Election coverage a bit too serious? TV had lighter options

By Frazier Moore, The Associated Press

NEW YORK, N.Y. – Viewers looking for a respite from serious presidential election coverage from TV newscasters got a reprieve on Tuesday as alternative voices also got in the act, including comics and other offbeat political observers.

Not content with their regular daytime jawfest, the ladies of ABC’s “The View” took over Lifetime for a 2 1/2-hour live prime-time special.

This version of “The View” was stocked with the usual drop-leaf table and screaming studio audience, along with election results and appearances by the likes of Lena Dunham, Will Forte and Mario Cantone (though missing veteran panelist Whoopi Goldberg, who had a prior commitment).

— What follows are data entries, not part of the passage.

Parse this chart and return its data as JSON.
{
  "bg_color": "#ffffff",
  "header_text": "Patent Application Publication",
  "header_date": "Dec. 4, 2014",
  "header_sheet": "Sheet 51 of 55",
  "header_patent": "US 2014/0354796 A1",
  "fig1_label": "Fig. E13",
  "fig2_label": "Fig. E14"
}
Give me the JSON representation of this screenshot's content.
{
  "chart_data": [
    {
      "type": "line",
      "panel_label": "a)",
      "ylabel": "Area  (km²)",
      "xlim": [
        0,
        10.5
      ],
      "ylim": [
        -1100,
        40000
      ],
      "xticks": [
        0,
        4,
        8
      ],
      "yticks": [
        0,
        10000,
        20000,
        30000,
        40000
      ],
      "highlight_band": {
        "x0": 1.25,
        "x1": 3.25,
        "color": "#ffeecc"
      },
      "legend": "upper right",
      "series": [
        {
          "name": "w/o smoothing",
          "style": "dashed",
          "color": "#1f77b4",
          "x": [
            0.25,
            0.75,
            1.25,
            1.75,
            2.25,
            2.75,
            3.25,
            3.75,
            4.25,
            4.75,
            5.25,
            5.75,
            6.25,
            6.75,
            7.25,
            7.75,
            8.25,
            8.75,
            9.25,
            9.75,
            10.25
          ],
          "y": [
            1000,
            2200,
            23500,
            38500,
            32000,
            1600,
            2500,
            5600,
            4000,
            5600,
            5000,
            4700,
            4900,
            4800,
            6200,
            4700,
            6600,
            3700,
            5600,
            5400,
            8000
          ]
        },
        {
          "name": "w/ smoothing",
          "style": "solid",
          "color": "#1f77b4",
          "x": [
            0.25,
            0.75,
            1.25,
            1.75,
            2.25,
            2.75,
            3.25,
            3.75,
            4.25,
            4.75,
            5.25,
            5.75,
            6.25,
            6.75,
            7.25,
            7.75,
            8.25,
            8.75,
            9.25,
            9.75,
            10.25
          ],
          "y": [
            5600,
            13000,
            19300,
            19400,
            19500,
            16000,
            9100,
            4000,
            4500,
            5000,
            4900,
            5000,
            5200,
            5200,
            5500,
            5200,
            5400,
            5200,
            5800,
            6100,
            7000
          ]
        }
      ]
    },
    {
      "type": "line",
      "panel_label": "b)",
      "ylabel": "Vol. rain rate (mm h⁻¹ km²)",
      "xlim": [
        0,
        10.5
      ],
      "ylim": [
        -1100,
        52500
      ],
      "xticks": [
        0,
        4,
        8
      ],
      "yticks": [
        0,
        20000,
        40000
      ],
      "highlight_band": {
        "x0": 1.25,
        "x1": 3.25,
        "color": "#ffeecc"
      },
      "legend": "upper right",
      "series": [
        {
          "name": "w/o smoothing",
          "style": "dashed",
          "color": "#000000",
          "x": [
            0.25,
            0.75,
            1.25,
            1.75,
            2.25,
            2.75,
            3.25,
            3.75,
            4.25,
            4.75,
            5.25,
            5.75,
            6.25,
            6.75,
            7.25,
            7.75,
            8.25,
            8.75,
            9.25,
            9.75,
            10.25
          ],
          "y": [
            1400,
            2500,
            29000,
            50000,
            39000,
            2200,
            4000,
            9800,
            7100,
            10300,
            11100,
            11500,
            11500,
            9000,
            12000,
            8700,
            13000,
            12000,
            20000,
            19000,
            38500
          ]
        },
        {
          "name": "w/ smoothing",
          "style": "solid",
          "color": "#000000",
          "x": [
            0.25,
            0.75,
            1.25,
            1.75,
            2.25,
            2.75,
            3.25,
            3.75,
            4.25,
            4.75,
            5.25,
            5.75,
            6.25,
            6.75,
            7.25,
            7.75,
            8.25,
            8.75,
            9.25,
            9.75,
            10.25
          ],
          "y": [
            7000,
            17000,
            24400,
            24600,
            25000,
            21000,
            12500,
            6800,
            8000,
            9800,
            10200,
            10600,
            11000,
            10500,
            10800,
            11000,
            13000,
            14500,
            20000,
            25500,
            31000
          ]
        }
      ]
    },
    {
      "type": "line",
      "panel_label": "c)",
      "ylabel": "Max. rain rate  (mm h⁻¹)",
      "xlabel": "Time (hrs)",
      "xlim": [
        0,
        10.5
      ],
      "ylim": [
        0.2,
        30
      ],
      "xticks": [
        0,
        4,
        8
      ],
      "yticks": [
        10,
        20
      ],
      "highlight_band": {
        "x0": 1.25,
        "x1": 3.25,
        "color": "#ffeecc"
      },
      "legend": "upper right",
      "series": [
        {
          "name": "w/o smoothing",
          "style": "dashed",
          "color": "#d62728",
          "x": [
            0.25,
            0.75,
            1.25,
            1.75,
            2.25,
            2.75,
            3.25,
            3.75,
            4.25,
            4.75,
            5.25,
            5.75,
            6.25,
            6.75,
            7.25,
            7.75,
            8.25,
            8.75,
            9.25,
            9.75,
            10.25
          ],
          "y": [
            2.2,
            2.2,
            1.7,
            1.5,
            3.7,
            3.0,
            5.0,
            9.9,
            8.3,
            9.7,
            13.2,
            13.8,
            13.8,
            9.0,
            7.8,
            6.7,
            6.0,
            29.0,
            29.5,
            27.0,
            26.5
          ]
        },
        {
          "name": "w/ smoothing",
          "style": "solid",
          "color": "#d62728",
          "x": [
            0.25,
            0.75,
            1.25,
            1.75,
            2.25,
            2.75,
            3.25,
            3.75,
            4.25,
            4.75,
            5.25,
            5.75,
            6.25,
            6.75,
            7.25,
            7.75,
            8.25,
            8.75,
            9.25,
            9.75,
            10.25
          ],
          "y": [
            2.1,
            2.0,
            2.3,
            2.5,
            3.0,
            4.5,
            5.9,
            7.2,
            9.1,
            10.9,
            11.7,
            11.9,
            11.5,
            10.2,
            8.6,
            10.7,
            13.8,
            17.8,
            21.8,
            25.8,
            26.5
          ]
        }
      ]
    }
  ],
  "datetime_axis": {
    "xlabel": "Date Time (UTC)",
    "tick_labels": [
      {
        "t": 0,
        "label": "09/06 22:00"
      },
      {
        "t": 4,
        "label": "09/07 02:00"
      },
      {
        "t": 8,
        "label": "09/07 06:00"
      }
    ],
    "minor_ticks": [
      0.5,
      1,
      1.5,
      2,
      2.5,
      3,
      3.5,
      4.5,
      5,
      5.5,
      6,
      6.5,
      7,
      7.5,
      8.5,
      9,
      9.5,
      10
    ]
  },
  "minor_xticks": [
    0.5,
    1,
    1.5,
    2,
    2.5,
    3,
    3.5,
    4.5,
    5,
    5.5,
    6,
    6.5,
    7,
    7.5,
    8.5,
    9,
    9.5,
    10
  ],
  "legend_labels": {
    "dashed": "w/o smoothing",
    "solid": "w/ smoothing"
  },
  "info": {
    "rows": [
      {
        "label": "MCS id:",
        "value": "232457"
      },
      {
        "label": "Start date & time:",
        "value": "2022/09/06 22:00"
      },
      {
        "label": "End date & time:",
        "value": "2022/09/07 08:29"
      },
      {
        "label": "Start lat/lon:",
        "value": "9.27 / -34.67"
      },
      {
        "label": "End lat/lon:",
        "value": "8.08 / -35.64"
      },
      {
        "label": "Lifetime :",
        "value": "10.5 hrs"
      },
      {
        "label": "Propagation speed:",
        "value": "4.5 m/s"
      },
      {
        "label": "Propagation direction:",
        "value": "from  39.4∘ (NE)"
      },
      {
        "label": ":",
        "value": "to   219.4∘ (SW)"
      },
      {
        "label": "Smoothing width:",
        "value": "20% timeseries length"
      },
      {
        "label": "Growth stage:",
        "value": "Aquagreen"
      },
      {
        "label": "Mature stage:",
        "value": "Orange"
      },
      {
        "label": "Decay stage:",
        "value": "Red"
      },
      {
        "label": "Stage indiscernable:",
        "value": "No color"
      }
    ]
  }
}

“I feel like it’s New Year’s Eve,” said host Joy Behar at the start of the show as she calmed the crowd down, then invited viewers to “grab a drink out there — and make sure that’s all you grab.”

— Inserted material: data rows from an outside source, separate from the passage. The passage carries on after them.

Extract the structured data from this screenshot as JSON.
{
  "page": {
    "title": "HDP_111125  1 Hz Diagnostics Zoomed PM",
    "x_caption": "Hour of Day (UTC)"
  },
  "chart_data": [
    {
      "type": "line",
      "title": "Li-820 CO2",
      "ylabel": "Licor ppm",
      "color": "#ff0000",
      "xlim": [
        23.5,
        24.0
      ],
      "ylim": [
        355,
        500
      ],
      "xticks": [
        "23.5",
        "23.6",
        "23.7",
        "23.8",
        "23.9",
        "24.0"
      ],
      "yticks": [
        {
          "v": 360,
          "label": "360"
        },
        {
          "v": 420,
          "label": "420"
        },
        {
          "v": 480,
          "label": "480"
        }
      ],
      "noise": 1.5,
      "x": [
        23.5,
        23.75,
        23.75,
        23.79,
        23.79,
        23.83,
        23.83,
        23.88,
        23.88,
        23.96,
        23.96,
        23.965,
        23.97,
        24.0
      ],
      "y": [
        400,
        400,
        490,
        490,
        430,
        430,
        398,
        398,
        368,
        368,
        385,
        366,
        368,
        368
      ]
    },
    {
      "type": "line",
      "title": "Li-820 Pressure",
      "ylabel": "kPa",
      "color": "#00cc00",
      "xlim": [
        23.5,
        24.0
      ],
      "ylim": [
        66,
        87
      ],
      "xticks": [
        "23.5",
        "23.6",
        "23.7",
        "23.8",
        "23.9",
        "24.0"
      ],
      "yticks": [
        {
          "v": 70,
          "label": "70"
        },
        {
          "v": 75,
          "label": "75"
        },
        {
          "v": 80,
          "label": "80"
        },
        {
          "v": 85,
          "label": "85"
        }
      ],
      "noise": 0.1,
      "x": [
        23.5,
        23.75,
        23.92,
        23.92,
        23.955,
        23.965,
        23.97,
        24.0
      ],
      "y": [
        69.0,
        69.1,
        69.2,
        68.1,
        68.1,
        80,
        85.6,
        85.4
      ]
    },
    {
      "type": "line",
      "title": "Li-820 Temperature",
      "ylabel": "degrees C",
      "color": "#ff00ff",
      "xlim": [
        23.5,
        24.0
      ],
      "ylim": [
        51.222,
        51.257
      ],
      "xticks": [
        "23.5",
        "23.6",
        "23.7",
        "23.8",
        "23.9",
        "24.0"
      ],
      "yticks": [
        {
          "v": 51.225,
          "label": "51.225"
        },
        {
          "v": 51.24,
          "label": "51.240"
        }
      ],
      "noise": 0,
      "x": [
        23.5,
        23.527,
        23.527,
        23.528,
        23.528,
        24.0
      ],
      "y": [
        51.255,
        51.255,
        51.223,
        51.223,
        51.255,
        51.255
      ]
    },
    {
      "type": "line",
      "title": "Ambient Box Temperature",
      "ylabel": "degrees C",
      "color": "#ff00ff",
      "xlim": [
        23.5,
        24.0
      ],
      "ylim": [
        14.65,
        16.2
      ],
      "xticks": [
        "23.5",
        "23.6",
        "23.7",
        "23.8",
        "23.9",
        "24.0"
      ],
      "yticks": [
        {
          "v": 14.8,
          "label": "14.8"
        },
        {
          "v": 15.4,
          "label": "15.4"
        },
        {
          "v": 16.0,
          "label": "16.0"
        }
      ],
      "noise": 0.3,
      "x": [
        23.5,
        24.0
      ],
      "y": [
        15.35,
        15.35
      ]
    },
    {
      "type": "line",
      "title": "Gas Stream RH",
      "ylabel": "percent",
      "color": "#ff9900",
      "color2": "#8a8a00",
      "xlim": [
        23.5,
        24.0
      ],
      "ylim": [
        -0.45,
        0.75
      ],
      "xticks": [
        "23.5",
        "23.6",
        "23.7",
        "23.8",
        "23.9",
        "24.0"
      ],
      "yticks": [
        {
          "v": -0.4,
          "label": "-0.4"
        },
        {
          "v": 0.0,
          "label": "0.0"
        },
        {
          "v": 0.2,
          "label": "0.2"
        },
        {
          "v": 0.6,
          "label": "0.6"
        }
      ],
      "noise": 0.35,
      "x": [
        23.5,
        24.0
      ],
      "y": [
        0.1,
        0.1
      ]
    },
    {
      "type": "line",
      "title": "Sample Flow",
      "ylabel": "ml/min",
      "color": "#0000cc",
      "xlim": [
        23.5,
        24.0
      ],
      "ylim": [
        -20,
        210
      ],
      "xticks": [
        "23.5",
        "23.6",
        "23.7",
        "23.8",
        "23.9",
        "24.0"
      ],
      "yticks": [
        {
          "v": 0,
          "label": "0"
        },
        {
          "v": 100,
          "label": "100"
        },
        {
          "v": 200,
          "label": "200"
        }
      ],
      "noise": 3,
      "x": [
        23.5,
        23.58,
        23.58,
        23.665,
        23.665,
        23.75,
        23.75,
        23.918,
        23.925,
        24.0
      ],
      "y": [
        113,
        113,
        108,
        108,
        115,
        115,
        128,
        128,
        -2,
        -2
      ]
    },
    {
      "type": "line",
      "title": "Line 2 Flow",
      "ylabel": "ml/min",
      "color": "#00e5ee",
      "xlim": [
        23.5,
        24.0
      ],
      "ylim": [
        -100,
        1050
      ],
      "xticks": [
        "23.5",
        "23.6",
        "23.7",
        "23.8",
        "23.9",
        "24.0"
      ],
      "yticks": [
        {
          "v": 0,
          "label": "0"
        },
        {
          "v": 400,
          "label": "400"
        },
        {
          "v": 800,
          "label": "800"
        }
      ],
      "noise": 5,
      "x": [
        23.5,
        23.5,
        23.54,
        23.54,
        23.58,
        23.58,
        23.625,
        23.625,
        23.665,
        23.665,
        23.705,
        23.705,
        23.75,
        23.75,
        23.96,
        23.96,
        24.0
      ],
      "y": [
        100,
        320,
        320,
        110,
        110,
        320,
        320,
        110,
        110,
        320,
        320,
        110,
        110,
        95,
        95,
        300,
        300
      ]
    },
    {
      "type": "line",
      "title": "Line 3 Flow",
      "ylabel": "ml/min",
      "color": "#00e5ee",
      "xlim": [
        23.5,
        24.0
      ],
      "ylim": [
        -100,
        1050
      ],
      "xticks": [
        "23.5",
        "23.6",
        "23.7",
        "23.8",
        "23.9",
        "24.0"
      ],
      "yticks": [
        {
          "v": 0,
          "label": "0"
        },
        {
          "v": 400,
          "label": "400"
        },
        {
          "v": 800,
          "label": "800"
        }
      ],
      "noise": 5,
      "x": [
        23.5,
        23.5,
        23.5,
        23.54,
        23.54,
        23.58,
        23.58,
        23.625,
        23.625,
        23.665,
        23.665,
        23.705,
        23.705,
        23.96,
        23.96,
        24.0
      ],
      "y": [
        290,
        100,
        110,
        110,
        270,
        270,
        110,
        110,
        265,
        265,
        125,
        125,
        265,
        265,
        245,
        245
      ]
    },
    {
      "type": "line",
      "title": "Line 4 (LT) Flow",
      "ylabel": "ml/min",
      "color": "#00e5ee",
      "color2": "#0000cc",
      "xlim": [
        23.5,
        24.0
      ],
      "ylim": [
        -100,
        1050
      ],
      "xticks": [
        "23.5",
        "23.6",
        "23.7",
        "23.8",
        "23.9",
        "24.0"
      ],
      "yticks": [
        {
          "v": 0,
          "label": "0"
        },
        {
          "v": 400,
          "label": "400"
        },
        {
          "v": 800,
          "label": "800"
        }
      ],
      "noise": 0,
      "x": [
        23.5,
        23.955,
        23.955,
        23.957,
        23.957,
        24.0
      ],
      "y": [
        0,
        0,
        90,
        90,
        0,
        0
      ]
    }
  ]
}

That was 9 p.m. Eastern. By 11 p.m., new election-night options were even more freewheeling — and, with GOP candidate Donald Trump demonstrating startling strength at the polls, these shows shared a certain mordant tone.

Cable’s Viceland presented “Desus and Mero’s Live Election Special” with the stars of its late-night talk show, comedians Desus Nice and The Kid Mero, hosting what took on an end-of-the-world theme.

“We’re really live,” said Nice, “which is why we’re kind of despondent about what’s going on with the results.”

There were correspondents on-site at campaign headquarters. Meanwhile, another correspondent seated at his MacBook in the Vice newsroom moaned, “I got a little bit too depressed to keep reading the news, so what I’m doing right now is researching some anarchist groups that you can still join.”

Comedy Central upheld a long tradition of live election-night coverage with “Daily Show” host Trevor Noah presiding over a “news” special titled “No, No, Please, No, Oh God, No! Nooooooo!!!!!!”

But Noah kicked off his hour by dispensing with comedy.

“I genuinely don’t understand how America can be this disorganized or this hateful, I don’t know which it is,” he said. “Right now, I’d call it a nail-biter if I had any nails left.”

He cut to “Senior Hillary Correspondent” Desi Lydic reporting with a forced smile that, at Clinton headquarters, “Everything is fine … We will just have to wait a LITTLE bit longer than expected to find out if America prefers a competent sane woman or a misogynist troll doll. Somehow, it’s still too close to call.”

Stephen Colbert’s rival late-night broadcast hosts were bumped for their respective networks’ straight-news political coverage. But Colbert was on duty, transporting his “Late Show” from CBS to sister network Showtime for a live, f-bomb-accented hour on that premium cable outlet.

Dubbed his “Live Election Night Democracy Series Finale,” Colbert greeted the crowd at the Ed Sullivan Theater with an up-to-that-minute assessment: “Here we are — the end of the election. Can you believe it? What a year tonight has been. Right now the election is too close to call and too terrifying to contemplate.”

“Are you on edge?” he asked his audience, who yelled in the affirmative. “I think everyone’s on edge. Specifically, the edge of the country, waiting for Trump to win so they can walk into Canada.”

The hour was not without updates. Making full use of Showtime’s permissiveness, Colbert read a news flash — that Florida Senator Marco Rubio had won re-election — from a card taped at crotch level to an otherwise naked body builder.

A few minutes later, Colbert clung to a slender reed of hope by declaring the election still too close to call.

Recalling the famous blundered newspaper headline proclaiming that “Dewey Defeats Truman,” he explained he didn’t want to make an erroneous forecast. So he was willing to make only two predictions:

— That the next president would come from New York.

— And a fitting headline might be: “Election Defeats America.”